Like any physical illness, depression can drain your teen’s energy. Your teen may find it harder to concentrate, and they may move slower than normal. Most likely, your teen is acutely aware that they are having difficulty completing tasks at their normal pace. Your teen will most likely already be overly self critical and frustrated and that criticism and frustration will be heightened when they make any sort of mistake.

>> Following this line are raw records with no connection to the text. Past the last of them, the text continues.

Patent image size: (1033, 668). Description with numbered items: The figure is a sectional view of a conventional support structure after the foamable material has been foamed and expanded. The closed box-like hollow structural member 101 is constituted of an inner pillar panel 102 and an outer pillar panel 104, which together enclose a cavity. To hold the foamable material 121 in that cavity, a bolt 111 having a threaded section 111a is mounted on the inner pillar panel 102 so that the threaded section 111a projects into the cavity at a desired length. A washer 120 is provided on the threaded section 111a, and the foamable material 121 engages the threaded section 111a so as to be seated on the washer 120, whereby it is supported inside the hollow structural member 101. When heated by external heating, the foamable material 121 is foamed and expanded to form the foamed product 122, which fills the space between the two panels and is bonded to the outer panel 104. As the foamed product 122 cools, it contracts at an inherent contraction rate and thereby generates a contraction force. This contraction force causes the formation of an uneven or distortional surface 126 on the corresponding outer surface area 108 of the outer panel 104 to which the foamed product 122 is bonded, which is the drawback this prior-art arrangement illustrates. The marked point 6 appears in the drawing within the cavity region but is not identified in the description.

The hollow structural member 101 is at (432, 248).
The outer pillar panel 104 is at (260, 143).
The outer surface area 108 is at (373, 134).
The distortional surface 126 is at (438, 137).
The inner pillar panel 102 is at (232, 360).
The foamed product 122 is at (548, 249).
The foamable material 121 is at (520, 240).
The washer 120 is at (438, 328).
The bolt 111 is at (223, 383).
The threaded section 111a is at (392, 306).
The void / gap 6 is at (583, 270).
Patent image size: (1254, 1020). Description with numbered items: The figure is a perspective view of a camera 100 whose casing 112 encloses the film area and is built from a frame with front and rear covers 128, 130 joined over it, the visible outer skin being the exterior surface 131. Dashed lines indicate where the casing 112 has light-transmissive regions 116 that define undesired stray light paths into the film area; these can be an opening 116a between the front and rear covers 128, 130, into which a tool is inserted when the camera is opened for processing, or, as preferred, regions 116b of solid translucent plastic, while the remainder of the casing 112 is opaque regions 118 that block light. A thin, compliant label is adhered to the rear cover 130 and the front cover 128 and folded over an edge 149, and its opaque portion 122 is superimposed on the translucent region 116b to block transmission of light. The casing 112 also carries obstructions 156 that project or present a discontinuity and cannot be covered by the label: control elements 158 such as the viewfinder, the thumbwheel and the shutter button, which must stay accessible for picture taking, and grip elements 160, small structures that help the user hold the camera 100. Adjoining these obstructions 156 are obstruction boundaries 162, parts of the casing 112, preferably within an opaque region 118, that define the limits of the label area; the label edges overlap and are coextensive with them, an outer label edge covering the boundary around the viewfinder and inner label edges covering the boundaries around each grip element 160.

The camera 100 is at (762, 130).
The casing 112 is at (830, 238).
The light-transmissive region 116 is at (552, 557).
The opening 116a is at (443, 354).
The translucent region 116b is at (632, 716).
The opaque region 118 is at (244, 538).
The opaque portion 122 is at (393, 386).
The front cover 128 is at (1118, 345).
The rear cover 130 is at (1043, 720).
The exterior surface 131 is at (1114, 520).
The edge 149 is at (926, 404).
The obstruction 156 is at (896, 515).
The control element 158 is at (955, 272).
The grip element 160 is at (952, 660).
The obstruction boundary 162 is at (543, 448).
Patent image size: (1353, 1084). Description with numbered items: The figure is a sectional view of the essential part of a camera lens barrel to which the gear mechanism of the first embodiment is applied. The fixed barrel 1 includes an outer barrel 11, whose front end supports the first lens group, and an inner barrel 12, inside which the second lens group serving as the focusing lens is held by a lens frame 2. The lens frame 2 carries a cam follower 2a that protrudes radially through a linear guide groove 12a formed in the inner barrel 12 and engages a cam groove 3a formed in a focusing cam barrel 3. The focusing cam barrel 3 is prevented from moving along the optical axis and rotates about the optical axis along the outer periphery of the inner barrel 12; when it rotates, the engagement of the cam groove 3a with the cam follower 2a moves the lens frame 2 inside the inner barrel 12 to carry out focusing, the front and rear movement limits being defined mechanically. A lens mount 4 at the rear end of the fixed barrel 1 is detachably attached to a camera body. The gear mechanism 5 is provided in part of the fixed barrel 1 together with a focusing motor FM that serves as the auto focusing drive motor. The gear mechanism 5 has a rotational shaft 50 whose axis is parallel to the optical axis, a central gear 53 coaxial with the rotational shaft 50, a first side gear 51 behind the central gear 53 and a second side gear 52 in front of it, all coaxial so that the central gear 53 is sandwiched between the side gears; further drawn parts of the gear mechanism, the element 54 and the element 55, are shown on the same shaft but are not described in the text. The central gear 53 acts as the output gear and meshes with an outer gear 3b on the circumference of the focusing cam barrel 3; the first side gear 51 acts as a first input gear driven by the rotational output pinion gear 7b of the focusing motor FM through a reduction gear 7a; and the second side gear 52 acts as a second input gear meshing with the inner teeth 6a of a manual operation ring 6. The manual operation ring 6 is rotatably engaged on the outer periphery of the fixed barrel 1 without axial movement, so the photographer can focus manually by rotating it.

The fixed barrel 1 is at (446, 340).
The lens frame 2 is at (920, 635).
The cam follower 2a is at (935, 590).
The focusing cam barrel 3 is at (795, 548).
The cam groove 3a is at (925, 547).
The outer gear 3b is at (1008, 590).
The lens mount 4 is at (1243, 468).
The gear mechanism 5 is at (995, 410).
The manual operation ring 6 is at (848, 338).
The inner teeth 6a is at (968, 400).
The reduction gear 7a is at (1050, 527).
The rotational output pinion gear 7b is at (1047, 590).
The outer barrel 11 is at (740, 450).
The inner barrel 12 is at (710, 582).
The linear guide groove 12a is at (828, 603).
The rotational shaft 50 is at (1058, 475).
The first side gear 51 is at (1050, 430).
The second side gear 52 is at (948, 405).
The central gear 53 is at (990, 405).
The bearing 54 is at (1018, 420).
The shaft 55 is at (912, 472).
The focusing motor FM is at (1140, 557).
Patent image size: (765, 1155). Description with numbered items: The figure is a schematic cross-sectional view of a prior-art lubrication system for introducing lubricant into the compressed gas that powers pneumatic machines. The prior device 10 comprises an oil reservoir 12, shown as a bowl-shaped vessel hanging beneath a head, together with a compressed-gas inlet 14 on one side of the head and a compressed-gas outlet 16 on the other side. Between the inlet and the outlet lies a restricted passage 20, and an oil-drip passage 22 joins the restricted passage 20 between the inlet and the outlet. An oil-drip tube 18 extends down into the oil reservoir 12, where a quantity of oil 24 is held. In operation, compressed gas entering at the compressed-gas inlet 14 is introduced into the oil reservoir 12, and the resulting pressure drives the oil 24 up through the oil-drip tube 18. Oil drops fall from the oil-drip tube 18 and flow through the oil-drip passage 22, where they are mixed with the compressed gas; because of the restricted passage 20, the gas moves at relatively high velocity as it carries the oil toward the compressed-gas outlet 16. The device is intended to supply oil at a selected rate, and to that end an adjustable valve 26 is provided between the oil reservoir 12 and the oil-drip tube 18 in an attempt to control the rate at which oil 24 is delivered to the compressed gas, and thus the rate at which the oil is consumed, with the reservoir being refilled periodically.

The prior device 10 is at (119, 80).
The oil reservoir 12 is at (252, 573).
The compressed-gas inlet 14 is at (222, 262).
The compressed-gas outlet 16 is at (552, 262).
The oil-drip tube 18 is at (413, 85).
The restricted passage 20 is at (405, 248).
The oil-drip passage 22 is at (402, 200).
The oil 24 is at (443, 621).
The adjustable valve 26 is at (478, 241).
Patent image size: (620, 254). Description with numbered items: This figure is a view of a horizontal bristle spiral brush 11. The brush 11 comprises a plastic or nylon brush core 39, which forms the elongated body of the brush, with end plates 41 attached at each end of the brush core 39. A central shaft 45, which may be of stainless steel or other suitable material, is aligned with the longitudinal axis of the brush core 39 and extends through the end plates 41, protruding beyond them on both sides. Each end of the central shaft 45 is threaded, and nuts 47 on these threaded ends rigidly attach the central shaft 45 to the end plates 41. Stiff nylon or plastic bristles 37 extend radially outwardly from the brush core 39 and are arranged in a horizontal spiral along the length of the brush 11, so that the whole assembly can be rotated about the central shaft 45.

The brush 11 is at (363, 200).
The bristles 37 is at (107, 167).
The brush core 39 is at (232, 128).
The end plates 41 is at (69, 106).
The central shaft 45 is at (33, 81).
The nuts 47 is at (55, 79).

It is necessary during this time to adjust your expectations for your teen’s output as you would if they were experiencing or recovering from a virus. Encourage your teen to do what they can and take breaks as needed. It may be helpful to have a list of things that need to be done as a gentle reminder (daily hygiene, charging school laptops) in their room, but provide plenty of time for completing these tasks and encourage your teen to ask for help. As a parent, this can feel tedious and frustrating. It is important to remind yourself that this is a season of life, and your teen’s motivation and focus will return as the depression is treated just as it does as your teen is treated for a virus. Give yourself and your teen permission to adjust expectations for this season. Modeling this type of self-compassion is just as important for your teen as it will be for your overall wellness during this time.
Offer help with homework, and find ways to make it more manageable.
(ie If there is a project coming up, brainstorm topics together; map out “must-dos” so that the teen can see the basic requirements as small manageable tasks.)
Decide on non-negotiable requirements together (taking medications, showering, brushing teeth), and allow the other requirements to be optional for this season.